The report also highlights that, as blockchain ecosystems mature, both Web3-native firms and traditional financial institutions are increasingly experimenting with digital assets. In 2026, the convergence between traditional finance (TradFi) and decentralised finance (DeFi) is expected to become more pronounced.

Several established institutions have already begun integrating digital assets into their core businesses. For example, JPMorgan has issued its US-dollar deposit token, JPM Coin, on a public blockchain, while Citi has integrated Citi Token Services into its 24-hour real-time US-dollar payment system for cross-border payments and liquidity management.

Across the value chain—from asset managers and market infrastructure providers to payment firms, fintechs and investors—blockchain-based solutions are being adopted to reduce friction, enhance transparency and lower transaction costs.

Why 2026 matters

Following the regulatory advances of 2025, this year marks a crucial phase for scaling the responsible use of digital-asset solutions. The period ahead is expected to lay the groundwork for fully leveraging blockchain technology, with entire asset classes potentially trading on-chain, reshaping capital flows, investment liquidity and the global financial system.

Companies and institutions may increasingly embed blockchain into core operations and balance-sheet structures, while global cooperation frameworks become clearer, setting rules for interoperable cross-border digital finance. 

Key priorities include interoperability, international coordination and public–private collaboration.

The report recommends that business leaders assess how blockchain can be integrated into their asset base, operations and capital structures. 

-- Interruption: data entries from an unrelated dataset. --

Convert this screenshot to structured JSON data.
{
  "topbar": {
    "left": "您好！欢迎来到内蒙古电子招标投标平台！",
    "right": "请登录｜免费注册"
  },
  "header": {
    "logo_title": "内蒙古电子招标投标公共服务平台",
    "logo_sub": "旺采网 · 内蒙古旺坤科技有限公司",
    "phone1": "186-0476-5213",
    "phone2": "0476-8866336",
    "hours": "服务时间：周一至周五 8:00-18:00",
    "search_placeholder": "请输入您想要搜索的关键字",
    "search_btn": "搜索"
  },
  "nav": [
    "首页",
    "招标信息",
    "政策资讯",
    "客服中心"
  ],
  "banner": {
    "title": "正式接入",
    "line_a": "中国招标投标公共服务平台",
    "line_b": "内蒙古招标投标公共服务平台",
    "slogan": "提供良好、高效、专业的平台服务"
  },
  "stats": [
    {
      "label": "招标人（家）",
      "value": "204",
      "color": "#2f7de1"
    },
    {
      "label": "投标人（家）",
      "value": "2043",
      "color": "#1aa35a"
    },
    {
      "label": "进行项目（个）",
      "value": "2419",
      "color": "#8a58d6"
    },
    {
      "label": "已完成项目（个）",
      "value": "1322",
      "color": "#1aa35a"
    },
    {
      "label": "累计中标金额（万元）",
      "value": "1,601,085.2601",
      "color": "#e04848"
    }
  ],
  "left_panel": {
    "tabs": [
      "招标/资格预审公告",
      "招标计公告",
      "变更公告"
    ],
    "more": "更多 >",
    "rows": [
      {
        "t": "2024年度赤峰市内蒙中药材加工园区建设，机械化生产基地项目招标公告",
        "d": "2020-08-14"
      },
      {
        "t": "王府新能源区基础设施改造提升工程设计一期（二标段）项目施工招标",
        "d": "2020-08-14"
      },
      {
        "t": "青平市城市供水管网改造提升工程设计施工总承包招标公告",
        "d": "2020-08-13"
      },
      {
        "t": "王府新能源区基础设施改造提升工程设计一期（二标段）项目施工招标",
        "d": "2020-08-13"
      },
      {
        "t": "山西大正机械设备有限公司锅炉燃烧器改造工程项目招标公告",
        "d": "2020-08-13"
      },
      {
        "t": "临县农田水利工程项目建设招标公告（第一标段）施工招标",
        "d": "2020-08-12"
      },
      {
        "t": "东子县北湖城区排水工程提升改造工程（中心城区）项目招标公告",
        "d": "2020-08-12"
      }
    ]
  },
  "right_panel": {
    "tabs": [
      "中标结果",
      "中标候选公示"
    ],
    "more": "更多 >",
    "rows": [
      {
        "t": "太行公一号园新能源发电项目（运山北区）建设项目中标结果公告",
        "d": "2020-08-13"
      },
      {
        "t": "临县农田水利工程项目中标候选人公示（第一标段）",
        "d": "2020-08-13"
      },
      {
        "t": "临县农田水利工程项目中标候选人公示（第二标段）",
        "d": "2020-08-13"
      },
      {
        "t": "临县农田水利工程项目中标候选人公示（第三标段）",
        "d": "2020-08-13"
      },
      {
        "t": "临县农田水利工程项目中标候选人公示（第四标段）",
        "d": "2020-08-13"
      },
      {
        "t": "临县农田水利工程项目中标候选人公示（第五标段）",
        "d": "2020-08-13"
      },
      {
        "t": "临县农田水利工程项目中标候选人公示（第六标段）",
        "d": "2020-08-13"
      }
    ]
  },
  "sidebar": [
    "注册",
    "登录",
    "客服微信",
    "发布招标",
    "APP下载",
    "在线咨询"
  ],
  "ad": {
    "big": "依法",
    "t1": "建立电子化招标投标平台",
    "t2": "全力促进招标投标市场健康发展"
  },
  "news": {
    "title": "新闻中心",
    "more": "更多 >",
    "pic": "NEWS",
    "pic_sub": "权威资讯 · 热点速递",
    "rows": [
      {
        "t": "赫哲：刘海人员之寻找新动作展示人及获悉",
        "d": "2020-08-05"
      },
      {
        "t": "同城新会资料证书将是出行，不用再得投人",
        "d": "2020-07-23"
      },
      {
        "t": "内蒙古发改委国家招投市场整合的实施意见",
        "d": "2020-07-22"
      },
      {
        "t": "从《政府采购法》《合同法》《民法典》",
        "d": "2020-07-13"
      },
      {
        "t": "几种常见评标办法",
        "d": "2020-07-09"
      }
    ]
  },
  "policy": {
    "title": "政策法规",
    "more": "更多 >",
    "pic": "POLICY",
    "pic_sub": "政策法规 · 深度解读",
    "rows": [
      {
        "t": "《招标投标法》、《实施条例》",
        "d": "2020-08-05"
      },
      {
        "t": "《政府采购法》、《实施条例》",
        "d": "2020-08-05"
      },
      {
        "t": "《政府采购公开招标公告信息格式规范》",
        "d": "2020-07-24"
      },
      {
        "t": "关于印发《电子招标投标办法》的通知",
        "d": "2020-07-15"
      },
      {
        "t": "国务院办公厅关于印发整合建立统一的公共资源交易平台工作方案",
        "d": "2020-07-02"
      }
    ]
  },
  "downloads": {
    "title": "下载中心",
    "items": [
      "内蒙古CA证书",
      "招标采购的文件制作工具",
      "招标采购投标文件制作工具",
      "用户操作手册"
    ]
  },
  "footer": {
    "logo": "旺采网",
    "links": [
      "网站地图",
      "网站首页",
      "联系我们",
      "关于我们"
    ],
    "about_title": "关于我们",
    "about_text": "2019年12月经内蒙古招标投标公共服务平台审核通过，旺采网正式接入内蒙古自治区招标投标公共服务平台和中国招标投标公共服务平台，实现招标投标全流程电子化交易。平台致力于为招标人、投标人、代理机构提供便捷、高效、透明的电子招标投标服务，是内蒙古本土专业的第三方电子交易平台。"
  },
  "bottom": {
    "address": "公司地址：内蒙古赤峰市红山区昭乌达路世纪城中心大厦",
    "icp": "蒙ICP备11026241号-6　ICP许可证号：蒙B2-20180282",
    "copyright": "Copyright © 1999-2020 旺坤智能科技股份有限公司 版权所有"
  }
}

Investors and asset managers should examine tokenised assets and consider how they could transform investment processes or create new investable products. Policymakers and regulators are urged to focus on regulatory clarity to promote transparency, best practices and supportive frameworks for interconnected cross-border digital finance.

For technologists, the emphasis should be on designing systems with interoperability, privacy and resilience in mind, while contributing to standards and governance models that build trust and confidence among all stakeholders.